Dès le générique de "Dias de campo" (Journées à la campagne), un parfum inhabituel plane sur ce film de Raoul Ruiz sorti en 2004. De longs plans de nature accompagnés par une musique délicate, dressent un tableau nostalgique. On se dit alors que "Dias de campo" va emprunter des chemins différents de l'univers cinématographique vertigineux de Ruiz.

Deux hommes âgés, assis face à face dans un café, évoquant le passé : rien de tel pour confirmer une veine nostalgique, voire mélancolique. L'esthétique visuelle mise en oeuvre dans cet échange, comparé aux expérimentations habituelles de Ruiz, paraît très sage, à la limite du téléfilm des années 70. Ruiz est retourné au Chili, son pays natal, pour filmer cette fiction, et il semble alors avancer de manière feutrée, comme si l'apparent adoucissement de ses audaces formelles se calait sur le rythme de ces deux vieux.
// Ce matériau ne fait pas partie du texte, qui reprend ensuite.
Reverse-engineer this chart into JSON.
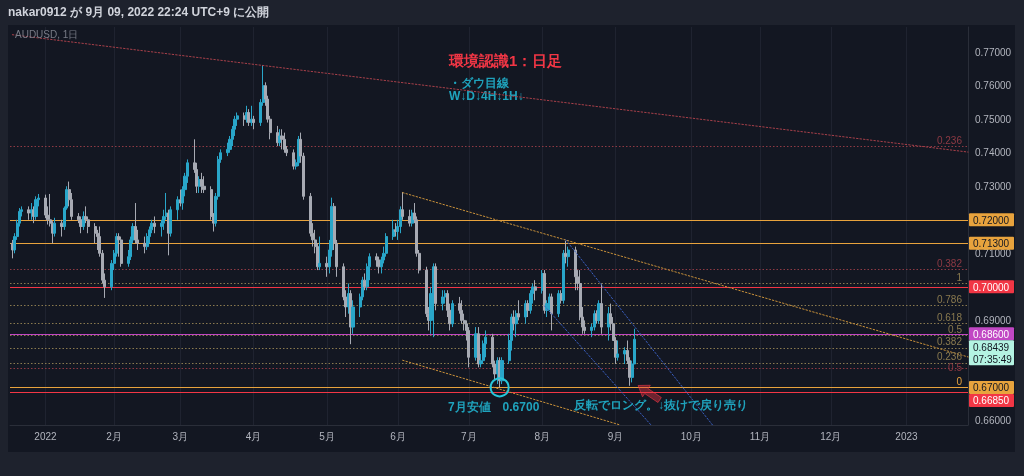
{
  "chart_data": {
    "type": "candlestick",
    "title": "環境認識1：日足",
    "subtitle": "・ダウ目線\nW↓D↓4H↓1H↓",
    "annotations": [
      "nakar0912 が 9月 09, 2022 22:24 UTC+9 に公開",
      "AUDUSD, 1日",
      "0.68439\n07:35:49",
      {
        "text": "7月安値　0.6700",
        "x": "2022-07-14",
        "y": 0.67
      },
      {
        "text": "反転でロング。↓抜けで戻り売り",
        "x": "2022-09-08",
        "y": 0.6685
      },
      {
        "text": "0.236",
        "y": 0.742
      },
      {
        "text": "0.382",
        "y": 0.7053
      },
      {
        "text": "1",
        "y": 0.701
      },
      {
        "text": "0.786",
        "y": 0.6944
      },
      {
        "text": "0.618",
        "y": 0.6892
      },
      {
        "text": "0.5",
        "y": 0.6855
      },
      {
        "text": "0.382",
        "y": 0.6818
      },
      {
        "text": "0.236",
        "y": 0.6773
      },
      {
        "text": "0.5",
        "y": 0.6758
      },
      {
        "text": "0",
        "y": 0.67
      }
    ],
    "xlim": [
      "2021-12-19",
      "2023-01-28"
    ],
    "xticks": [
      {
        "value": "2022-01-03",
        "label": "2022"
      },
      {
        "value": "2022-02-01",
        "label": "2月"
      },
      {
        "value": "2022-03-01",
        "label": "3月"
      },
      {
        "value": "2022-04-01",
        "label": "4月"
      },
      {
        "value": "2022-05-02",
        "label": "5月"
      },
      {
        "value": "2022-06-01",
        "label": "6月"
      },
      {
        "value": "2022-07-01",
        "label": "7月"
      },
      {
        "value": "2022-08-01",
        "label": "8月"
      },
      {
        "value": "2022-09-01",
        "label": "9月"
      },
      {
        "value": "2022-10-03",
        "label": "10月"
      },
      {
        "value": "2022-11-01",
        "label": "11月"
      },
      {
        "value": "2022-12-01",
        "label": "12月"
      },
      {
        "value": "2023-01-02",
        "label": "2023"
      }
    ],
    "ylim": [
      0.6588,
      0.7775
    ],
    "yticks": [
      {
        "value": 0.66,
        "label": "0.66000"
      },
      {
        "value": 0.69,
        "label": "0.69000"
      },
      {
        "value": 0.71,
        "label": "0.71000"
      },
      {
        "value": 0.73,
        "label": "0.73000"
      },
      {
        "value": 0.74,
        "label": "0.74000"
      },
      {
        "value": 0.75,
        "label": "0.75000"
      },
      {
        "value": 0.76,
        "label": "0.76000"
      },
      {
        "value": 0.77,
        "label": "0.77000"
      }
    ],
    "grid": "x",
    "series": [
      {
        "x": [
          "2021-12-20",
          "2021-12-21",
          "2021-12-22",
          "2021-12-23",
          "2021-12-24",
          "2021-12-27",
          "2021-12-28",
          "2021-12-29",
          "2021-12-30",
          "2021-12-31",
          "2022-01-03",
          "2022-01-04",
          "2022-01-05",
          "2022-01-06",
          "2022-01-07",
          "2022-01-10",
          "2022-01-11",
          "2022-01-12",
          "2022-01-13",
          "2022-01-14",
          "2022-01-17",
          "2022-01-18",
          "2022-01-19",
          "2022-01-20",
          "2022-01-21",
          "2022-01-24",
          "2022-01-25",
          "2022-01-26",
          "2022-01-27",
          "2022-01-28",
          "2022-01-31",
          "2022-02-01",
          "2022-02-02",
          "2022-02-03",
          "2022-02-04",
          "2022-02-07",
          "2022-02-08",
          "2022-02-09",
          "2022-02-10",
          "2022-02-11",
          "2022-02-14",
          "2022-02-15",
          "2022-02-16",
          "2022-02-17",
          "2022-02-18",
          "2022-02-21",
          "2022-02-22",
          "2022-02-23",
          "2022-02-24",
          "2022-02-25",
          "2022-02-28",
          "2022-03-01",
          "2022-03-02",
          "2022-03-03",
          "2022-03-04",
          "2022-03-07",
          "2022-03-08",
          "2022-03-09",
          "2022-03-10",
          "2022-03-11",
          "2022-03-14",
          "2022-03-15",
          "2022-03-16",
          "2022-03-17",
          "2022-03-18",
          "2022-03-21",
          "2022-03-22",
          "2022-03-23",
          "2022-03-24",
          "2022-03-25",
          "2022-03-28",
          "2022-03-29",
          "2022-03-30",
          "2022-03-31",
          "2022-04-01",
          "2022-04-04",
          "2022-04-05",
          "2022-04-06",
          "2022-04-07",
          "2022-04-08",
          "2022-04-11",
          "2022-04-12",
          "2022-04-13",
          "2022-04-14",
          "2022-04-15",
          "2022-04-18",
          "2022-04-19",
          "2022-04-20",
          "2022-04-21",
          "2022-04-22",
          "2022-04-25",
          "2022-04-26",
          "2022-04-27",
          "2022-04-28",
          "2022-04-29",
          "2022-05-02",
          "2022-05-03",
          "2022-05-04",
          "2022-05-05",
          "2022-05-06",
          "2022-05-09",
          "2022-05-10",
          "2022-05-11",
          "2022-05-12",
          "2022-05-13",
          "2022-05-16",
          "2022-05-17",
          "2022-05-18",
          "2022-05-19",
          "2022-05-20",
          "2022-05-23",
          "2022-05-24",
          "2022-05-25",
          "2022-05-26",
          "2022-05-27",
          "2022-05-30",
          "2022-05-31",
          "2022-06-01",
          "2022-06-02",
          "2022-06-03",
          "2022-06-06",
          "2022-06-07",
          "2022-06-08",
          "2022-06-09",
          "2022-06-10",
          "2022-06-13",
          "2022-06-14",
          "2022-06-15",
          "2022-06-16",
          "2022-06-17",
          "2022-06-20",
          "2022-06-21",
          "2022-06-22",
          "2022-06-23",
          "2022-06-24",
          "2022-06-27",
          "2022-06-28",
          "2022-06-29",
          "2022-06-30",
          "2022-07-01",
          "2022-07-04",
          "2022-07-05",
          "2022-07-06",
          "2022-07-07",
          "2022-07-08",
          "2022-07-11",
          "2022-07-12",
          "2022-07-13",
          "2022-07-14",
          "2022-07-15",
          "2022-07-18",
          "2022-07-19",
          "2022-07-20",
          "2022-07-21",
          "2022-07-22",
          "2022-07-25",
          "2022-07-26",
          "2022-07-27",
          "2022-07-28",
          "2022-07-29",
          "2022-08-01",
          "2022-08-02",
          "2022-08-03",
          "2022-08-04",
          "2022-08-05",
          "2022-08-08",
          "2022-08-09",
          "2022-08-10",
          "2022-08-11",
          "2022-08-12",
          "2022-08-15",
          "2022-08-16",
          "2022-08-17",
          "2022-08-18",
          "2022-08-19",
          "2022-08-22",
          "2022-08-23",
          "2022-08-24",
          "2022-08-25",
          "2022-08-26",
          "2022-08-29",
          "2022-08-30",
          "2022-08-31",
          "2022-09-01",
          "2022-09-02",
          "2022-09-05",
          "2022-09-06",
          "2022-09-07",
          "2022-09-08",
          "2022-09-09"
        ],
        "ohlc": [
          [
            0.713,
            0.714,
            0.7085,
            0.711
          ],
          [
            0.711,
            0.716,
            0.71,
            0.715
          ],
          [
            0.715,
            0.72,
            0.714,
            0.719
          ],
          [
            0.719,
            0.7235,
            0.718,
            0.7225
          ],
          [
            0.7225,
            0.724,
            0.721,
            0.723
          ],
          [
            0.723,
            0.724,
            0.72,
            0.722
          ],
          [
            0.722,
            0.725,
            0.72,
            0.723
          ],
          [
            0.723,
            0.724,
            0.719,
            0.721
          ],
          [
            0.721,
            0.727,
            0.72,
            0.726
          ],
          [
            0.726,
            0.7277,
            0.724,
            0.7265
          ],
          [
            0.7265,
            0.7275,
            0.7205,
            0.7214
          ],
          [
            0.7214,
            0.724,
            0.7186,
            0.72
          ],
          [
            0.72,
            0.7277,
            0.718,
            0.719
          ],
          [
            0.719,
            0.7196,
            0.713,
            0.716
          ],
          [
            0.716,
            0.7206,
            0.715,
            0.719
          ],
          [
            0.719,
            0.72,
            0.715,
            0.718
          ],
          [
            0.718,
            0.724,
            0.717,
            0.7235
          ],
          [
            0.7235,
            0.73,
            0.723,
            0.729
          ],
          [
            0.729,
            0.7314,
            0.724,
            0.726
          ],
          [
            0.726,
            0.728,
            0.72,
            0.721
          ],
          [
            0.721,
            0.722,
            0.719,
            0.72
          ],
          [
            0.72,
            0.721,
            0.716,
            0.718
          ],
          [
            0.718,
            0.7225,
            0.717,
            0.721
          ],
          [
            0.721,
            0.724,
            0.719,
            0.72
          ],
          [
            0.72,
            0.721,
            0.716,
            0.718
          ],
          [
            0.718,
            0.719,
            0.713,
            0.716
          ],
          [
            0.716,
            0.717,
            0.711,
            0.715
          ],
          [
            0.715,
            0.718,
            0.709,
            0.71
          ],
          [
            0.71,
            0.711,
            0.701,
            0.702
          ],
          [
            0.702,
            0.704,
            0.6967,
            0.7
          ],
          [
            0.7,
            0.708,
            0.699,
            0.707
          ],
          [
            0.707,
            0.711,
            0.705,
            0.71
          ],
          [
            0.71,
            0.716,
            0.709,
            0.715
          ],
          [
            0.715,
            0.716,
            0.709,
            0.714
          ],
          [
            0.714,
            0.715,
            0.706,
            0.707
          ],
          [
            0.707,
            0.711,
            0.706,
            0.709
          ],
          [
            0.709,
            0.715,
            0.708,
            0.714
          ],
          [
            0.714,
            0.719,
            0.713,
            0.718
          ],
          [
            0.718,
            0.725,
            0.713,
            0.714
          ],
          [
            0.714,
            0.717,
            0.711,
            0.713
          ],
          [
            0.713,
            0.715,
            0.71,
            0.712
          ],
          [
            0.712,
            0.716,
            0.711,
            0.715
          ],
          [
            0.715,
            0.718,
            0.713,
            0.717
          ],
          [
            0.717,
            0.72,
            0.716,
            0.719
          ],
          [
            0.719,
            0.721,
            0.716,
            0.718
          ],
          [
            0.718,
            0.72,
            0.715,
            0.719
          ],
          [
            0.719,
            0.723,
            0.717,
            0.721
          ],
          [
            0.721,
            0.728,
            0.72,
            0.722
          ],
          [
            0.722,
            0.723,
            0.7094,
            0.716
          ],
          [
            0.716,
            0.724,
            0.715,
            0.723
          ],
          [
            0.723,
            0.727,
            0.72,
            0.726
          ],
          [
            0.726,
            0.729,
            0.724,
            0.725
          ],
          [
            0.725,
            0.73,
            0.723,
            0.729
          ],
          [
            0.729,
            0.734,
            0.727,
            0.733
          ],
          [
            0.733,
            0.738,
            0.731,
            0.737
          ],
          [
            0.737,
            0.744,
            0.734,
            0.735
          ],
          [
            0.735,
            0.737,
            0.728,
            0.73
          ],
          [
            0.73,
            0.733,
            0.728,
            0.732
          ],
          [
            0.732,
            0.734,
            0.728,
            0.73
          ],
          [
            0.73,
            0.733,
            0.728,
            0.729
          ],
          [
            0.729,
            0.73,
            0.72,
            0.721
          ],
          [
            0.721,
            0.722,
            0.7165,
            0.719
          ],
          [
            0.719,
            0.728,
            0.718,
            0.727
          ],
          [
            0.727,
            0.739,
            0.726,
            0.738
          ],
          [
            0.738,
            0.741,
            0.737,
            0.74
          ],
          [
            0.74,
            0.743,
            0.739,
            0.741
          ],
          [
            0.741,
            0.745,
            0.74,
            0.744
          ],
          [
            0.744,
            0.748,
            0.742,
            0.747
          ],
          [
            0.747,
            0.751,
            0.745,
            0.75
          ],
          [
            0.75,
            0.752,
            0.748,
            0.751
          ],
          [
            0.751,
            0.752,
            0.748,
            0.75
          ],
          [
            0.75,
            0.754,
            0.749,
            0.752
          ],
          [
            0.752,
            0.753,
            0.748,
            0.749
          ],
          [
            0.749,
            0.754,
            0.748,
            0.75
          ],
          [
            0.75,
            0.751,
            0.747,
            0.749
          ],
          [
            0.749,
            0.756,
            0.748,
            0.755
          ],
          [
            0.755,
            0.7661,
            0.754,
            0.76
          ],
          [
            0.76,
            0.761,
            0.754,
            0.756
          ],
          [
            0.756,
            0.757,
            0.749,
            0.75
          ],
          [
            0.75,
            0.751,
            0.744,
            0.746
          ],
          [
            0.746,
            0.748,
            0.742,
            0.743
          ],
          [
            0.743,
            0.747,
            0.742,
            0.745
          ],
          [
            0.745,
            0.747,
            0.741,
            0.744
          ],
          [
            0.744,
            0.746,
            0.74,
            0.741
          ],
          [
            0.741,
            0.742,
            0.739,
            0.74
          ],
          [
            0.74,
            0.741,
            0.735,
            0.736
          ],
          [
            0.736,
            0.738,
            0.735,
            0.737
          ],
          [
            0.737,
            0.745,
            0.736,
            0.744
          ],
          [
            0.744,
            0.746,
            0.737,
            0.739
          ],
          [
            0.739,
            0.74,
            0.726,
            0.727
          ],
          [
            0.727,
            0.728,
            0.715,
            0.716
          ],
          [
            0.716,
            0.719,
            0.712,
            0.714
          ],
          [
            0.714,
            0.717,
            0.71,
            0.712
          ],
          [
            0.712,
            0.713,
            0.705,
            0.706
          ],
          [
            0.706,
            0.715,
            0.705,
            0.707
          ],
          [
            0.707,
            0.709,
            0.703,
            0.706
          ],
          [
            0.706,
            0.714,
            0.704,
            0.711
          ],
          [
            0.711,
            0.7266,
            0.709,
            0.724
          ],
          [
            0.724,
            0.725,
            0.711,
            0.713
          ],
          [
            0.713,
            0.714,
            0.703,
            0.706
          ],
          [
            0.706,
            0.707,
            0.696,
            0.697
          ],
          [
            0.697,
            0.699,
            0.691,
            0.694
          ],
          [
            0.694,
            0.701,
            0.692,
            0.698
          ],
          [
            0.698,
            0.699,
            0.6829,
            0.688
          ],
          [
            0.688,
            0.696,
            0.686,
            0.694
          ],
          [
            0.694,
            0.698,
            0.691,
            0.697
          ],
          [
            0.697,
            0.703,
            0.696,
            0.702
          ],
          [
            0.702,
            0.704,
            0.699,
            0.7
          ],
          [
            0.7,
            0.707,
            0.699,
            0.706
          ],
          [
            0.706,
            0.71,
            0.702,
            0.709
          ],
          [
            0.709,
            0.71,
            0.706,
            0.708
          ],
          [
            0.708,
            0.709,
            0.704,
            0.706
          ],
          [
            0.706,
            0.709,
            0.704,
            0.708
          ],
          [
            0.708,
            0.712,
            0.707,
            0.71
          ],
          [
            0.71,
            0.716,
            0.709,
            0.715
          ],
          [
            0.715,
            0.72,
            0.714,
            0.717
          ],
          [
            0.717,
            0.719,
            0.715,
            0.7165
          ],
          [
            0.7165,
            0.72,
            0.714,
            0.718
          ],
          [
            0.718,
            0.724,
            0.716,
            0.723
          ],
          [
            0.723,
            0.7283,
            0.72,
            0.721
          ],
          [
            0.721,
            0.723,
            0.718,
            0.719
          ],
          [
            0.719,
            0.723,
            0.718,
            0.722
          ],
          [
            0.722,
            0.725,
            0.719,
            0.72
          ],
          [
            0.72,
            0.721,
            0.709,
            0.71
          ],
          [
            0.71,
            0.711,
            0.704,
            0.705
          ],
          [
            0.705,
            0.706,
            0.691,
            0.692
          ],
          [
            0.692,
            0.694,
            0.687,
            0.69
          ],
          [
            0.69,
            0.7,
            0.686,
            0.698
          ],
          [
            0.698,
            0.707,
            0.685,
            0.706
          ],
          [
            0.706,
            0.707,
            0.693,
            0.695
          ],
          [
            0.695,
            0.699,
            0.693,
            0.697
          ],
          [
            0.697,
            0.699,
            0.695,
            0.698
          ],
          [
            0.698,
            0.699,
            0.691,
            0.693
          ],
          [
            0.693,
            0.695,
            0.687,
            0.689
          ],
          [
            0.689,
            0.696,
            0.688,
            0.695
          ],
          [
            0.695,
            0.697,
            0.692,
            0.693
          ],
          [
            0.693,
            0.696,
            0.689,
            0.69
          ],
          [
            0.69,
            0.692,
            0.687,
            0.689
          ],
          [
            0.689,
            0.69,
            0.684,
            0.687
          ],
          [
            0.687,
            0.688,
            0.676,
            0.679
          ],
          [
            0.679,
            0.688,
            0.678,
            0.686
          ],
          [
            0.686,
            0.688,
            0.676,
            0.677
          ],
          [
            0.677,
            0.68,
            0.676,
            0.678
          ],
          [
            0.678,
            0.684,
            0.677,
            0.683
          ],
          [
            0.683,
            0.687,
            0.679,
            0.685
          ],
          [
            0.685,
            0.686,
            0.676,
            0.677
          ],
          [
            0.677,
            0.678,
            0.672,
            0.674
          ],
          [
            0.674,
            0.679,
            0.671,
            0.678
          ],
          [
            0.678,
            0.679,
            0.67,
            0.672
          ],
          [
            0.672,
            0.679,
            0.671,
            0.678
          ],
          [
            0.678,
            0.686,
            0.677,
            0.684
          ],
          [
            0.684,
            0.692,
            0.681,
            0.691
          ],
          [
            0.691,
            0.693,
            0.687,
            0.689
          ],
          [
            0.689,
            0.693,
            0.685,
            0.692
          ],
          [
            0.692,
            0.696,
            0.69,
            0.691
          ],
          [
            0.691,
            0.696,
            0.689,
            0.695
          ],
          [
            0.695,
            0.696,
            0.691,
            0.693
          ],
          [
            0.693,
            0.699,
            0.692,
            0.698
          ],
          [
            0.698,
            0.701,
            0.695,
            0.7
          ],
          [
            0.7,
            0.702,
            0.696,
            0.699
          ],
          [
            0.699,
            0.705,
            0.698,
            0.704
          ],
          [
            0.704,
            0.705,
            0.692,
            0.693
          ],
          [
            0.693,
            0.696,
            0.691,
            0.695
          ],
          [
            0.695,
            0.698,
            0.693,
            0.697
          ],
          [
            0.697,
            0.698,
            0.687,
            0.692
          ],
          [
            0.692,
            0.699,
            0.691,
            0.698
          ],
          [
            0.698,
            0.699,
            0.695,
            0.696
          ],
          [
            0.696,
            0.711,
            0.695,
            0.71
          ],
          [
            0.71,
            0.7137,
            0.707,
            0.709
          ],
          [
            0.709,
            0.712,
            0.706,
            0.711
          ],
          [
            0.711,
            0.712,
            0.699,
            0.703
          ],
          [
            0.703,
            0.705,
            0.699,
            0.701
          ],
          [
            0.701,
            0.705,
            0.69,
            0.691
          ],
          [
            0.691,
            0.694,
            0.686,
            0.688
          ],
          [
            0.688,
            0.69,
            0.686,
            0.687
          ],
          [
            0.687,
            0.689,
            0.685,
            0.688
          ],
          [
            0.688,
            0.693,
            0.687,
            0.692
          ],
          [
            0.692,
            0.693,
            0.689,
            0.69
          ],
          [
            0.69,
            0.696,
            0.689,
            0.695
          ],
          [
            0.695,
            0.701,
            0.686,
            0.688
          ],
          [
            0.688,
            0.694,
            0.684,
            0.692
          ],
          [
            0.692,
            0.695,
            0.687,
            0.689
          ],
          [
            0.689,
            0.691,
            0.684,
            0.684
          ],
          [
            0.684,
            0.685,
            0.677,
            0.679
          ],
          [
            0.679,
            0.684,
            0.678,
            0.68
          ],
          [
            0.68,
            0.682,
            0.677,
            0.681
          ],
          [
            0.681,
            0.684,
            0.677,
            0.678
          ],
          [
            0.678,
            0.679,
            0.6705,
            0.673
          ],
          [
            0.673,
            0.678,
            0.6715,
            0.677
          ],
          [
            0.677,
            0.6875,
            0.677,
            0.68439
          ]
        ],
        "colors": [
          "#a7aab3",
          "#29a6c9",
          "#29a6c9",
          "#29a6c9",
          "#29a6c9",
          "#a7aab3",
          "#29a6c9",
          "#a7aab3",
          "#29a6c9",
          "#29a6c9",
          "#a7aab3",
          "#a7aab3",
          "#a7aab3",
          "#a7aab3",
          "#29a6c9",
          "#a7aab3",
          "#29a6c9",
          "#29a6c9",
          "#a7aab3",
          "#a7aab3",
          "#a7aab3",
          "#a7aab3",
          "#29a6c9",
          "#a7aab3",
          "#a7aab3",
          "#a7aab3",
          "#a7aab3",
          "#a7aab3",
          "#a7aab3",
          "#a7aab3",
          "#29a6c9",
          "#29a6c9",
          "#29a6c9",
          "#a7aab3",
          "#a7aab3",
          "#29a6c9",
          "#29a6c9",
          "#29a6c9",
          "#a7aab3",
          "#a7aab3",
          "#a7aab3",
          "#29a6c9",
          "#29a6c9",
          "#29a6c9",
          "#a7aab3",
          "#29a6c9",
          "#29a6c9",
          "#29a6c9",
          "#a7aab3",
          "#29a6c9",
          "#29a6c9",
          "#a7aab3",
          "#29a6c9",
          "#29a6c9",
          "#29a6c9",
          "#a7aab3",
          "#a7aab3",
          "#29a6c9",
          "#a7aab3",
          "#a7aab3",
          "#a7aab3",
          "#a7aab3",
          "#29a6c9",
          "#29a6c9",
          "#29a6c9",
          "#29a6c9",
          "#29a6c9",
          "#29a6c9",
          "#29a6c9",
          "#29a6c9",
          "#a7aab3",
          "#29a6c9",
          "#a7aab3",
          "#29a6c9",
          "#a7aab3",
          "#29a6c9",
          "#29a6c9",
          "#a7aab3",
          "#a7aab3",
          "#a7aab3",
          "#a7aab3",
          "#29a6c9",
          "#a7aab3",
          "#a7aab3",
          "#a7aab3",
          "#a7aab3",
          "#29a6c9",
          "#29a6c9",
          "#a7aab3",
          "#a7aab3",
          "#a7aab3",
          "#a7aab3",
          "#a7aab3",
          "#a7aab3",
          "#29a6c9",
          "#a7aab3",
          "#29a6c9",
          "#29a6c9",
          "#a7aab3",
          "#a7aab3",
          "#a7aab3",
          "#a7aab3",
          "#29a6c9",
          "#a7aab3",
          "#29a6c9",
          "#29a6c9",
          "#29a6c9",
          "#a7aab3",
          "#29a6c9",
          "#29a6c9",
          "#a7aab3",
          "#a7aab3",
          "#29a6c9",
          "#29a6c9",
          "#29a6c9",
          "#29a6c9",
          "#a7aab3",
          "#29a6c9",
          "#29a6c9",
          "#a7aab3",
          "#a7aab3",
          "#29a6c9",
          "#a7aab3",
          "#a7aab3",
          "#a7aab3",
          "#a7aab3",
          "#a7aab3",
          "#29a6c9",
          "#29a6c9",
          "#a7aab3",
          "#29a6c9",
          "#29a6c9",
          "#a7aab3",
          "#a7aab3",
          "#29a6c9",
          "#a7aab3",
          "#a7aab3",
          "#a7aab3",
          "#a7aab3",
          "#a7aab3",
          "#29a6c9",
          "#a7aab3",
          "#29a6c9",
          "#29a6c9",
          "#29a6c9",
          "#a7aab3",
          "#a7aab3",
          "#29a6c9",
          "#a7aab3",
          "#29a6c9",
          "#29a6c9",
          "#29a6c9",
          "#a7aab3",
          "#29a6c9",
          "#a7aab3",
          "#29a6c9",
          "#a7aab3",
          "#29a6c9",
          "#29a6c9",
          "#a7aab3",
          "#29a6c9",
          "#a7aab3",
          "#29a6c9",
          "#29a6c9",
          "#a7aab3",
          "#29a6c9",
          "#a7aab3",
          "#29a6c9",
          "#a7aab3",
          "#29a6c9",
          "#a7aab3",
          "#a7aab3",
          "#a7aab3",
          "#a7aab3",
          "#a7aab3",
          "#29a6c9",
          "#29a6c9",
          "#a7aab3",
          "#29a6c9",
          "#a7aab3",
          "#29a6c9",
          "#a7aab3",
          "#a7aab3",
          "#a7aab3",
          "#29a6c9",
          "#29a6c9",
          "#a7aab3",
          "#a7aab3",
          "#29a6c9",
          "#29a6c9"
        ]
      },
      {
        "type": "line",
        "x": [
          "2021-12-20",
          "2023-01-28"
        ],
        "values": [
          0.7752,
          0.7402
        ],
        "color": "#a8404a",
        "line_style": "dotted"
      },
      {
        "type": "line",
        "x": [
          "2022-06-03",
          "2023-01-28"
        ],
        "values": [
          0.7281,
          0.6791
        ],
        "color": "#c9913a",
        "line_style": "dotted"
      },
      {
        "type": "line",
        "x": [
          "2022-06-03",
          "2022-09-03"
        ],
        "values": [
          0.6781,
          0.6588
        ],
        "color": "#c9913a",
        "line_style": "dotted"
      },
      {
        "type": "line",
        "x": [
          "2022-08-11",
          "2022-10-12"
        ],
        "values": [
          0.714,
          0.6588
        ],
        "color": "#3a5fc0",
        "line_style": "dotted"
      },
      {
        "type": "line",
        "x": [
          "2022-08-02",
          "2022-09-16"
        ],
        "values": [
          0.6943,
          0.6588
        ],
        "color": "#3a5fc0",
        "line_style": "dotted"
      }
    ],
    "ref_lines": [
      {
        "axis": "y",
        "value": 0.742,
        "color": "#8e3a44",
        "line_style": "dotted"
      },
      {
        "axis": "y",
        "value": 0.72,
        "label": "0.72000",
        "color": "#e8a33d",
        "line_style": "solid"
      },
      {
        "axis": "y",
        "value": 0.713,
        "label": "0.71300",
        "color": "#e8a33d",
        "line_style": "solid"
      },
      {
        "axis": "y",
        "value": 0.7053,
        "color": "#8e3a44",
        "line_style": "dotted"
      },
      {
        "axis": "y",
        "value": 0.701,
        "color": "#8a7a4f",
        "line_style": "dotted"
      },
      {
        "axis": "y",
        "value": 0.7,
        "label": "0.70000",
        "color": "#f23645",
        "line_style": "solid"
      },
      {
        "axis": "y",
        "value": 0.6944,
        "color": "#8a7a4f",
        "line_style": "dotted"
      },
      {
        "axis": "y",
        "value": 0.6892,
        "color": "#8a7a4f",
        "line_style": "dotted"
      },
      {
        "axis": "y",
        "value": 0.686,
        "label": "0.68600",
        "color": "#c147c4",
        "line_style": "solid"
      },
      {
        "axis": "y",
        "value": 0.6855,
        "color": "#8a7a4f",
        "line_style": "dotted"
      },
      {
        "axis": "y",
        "value": 0.6818,
        "color": "#8a7a4f",
        "line_style": "dotted"
      },
      {
        "axis": "y",
        "value": 0.6773,
        "color": "#8a7a4f",
        "line_style": "dotted"
      },
      {
        "axis": "y",
        "value": 0.6758,
        "color": "#8e3a44",
        "line_style": "dotted"
      },
      {
        "axis": "y",
        "value": 0.67,
        "label": "0.67000",
        "color": "#e8a33d",
        "line_style": "solid"
      },
      {
        "axis": "y",
        "value": 0.6685,
        "label": "0.66850",
        "color": "#f23645",
        "line_style": "solid"
      }
    ]
  }
}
Mais voilà : Ruiz, c'est Ruiz, et l'on découvre très vite que ces deux hommes ne sont pas ce qu'on croyait. Ruiz ne peut se contenter d'une banale évocation du passé. De manière subtile, non heurtée, "Dias de campo" déjoue toute linéarité, les simples allers-retours entre passé et présent, pour tisser une fiction complexe autour de l'écriture. Dédoublement des corps, télescopage des temporalités, sentiment entêtant que des fantômes rodent : la panoplie habituelle du cinéaste est bien là, mais déroulée avec une délicatesse peu rencontrée jusque-là, sans heurts ni virtuosité.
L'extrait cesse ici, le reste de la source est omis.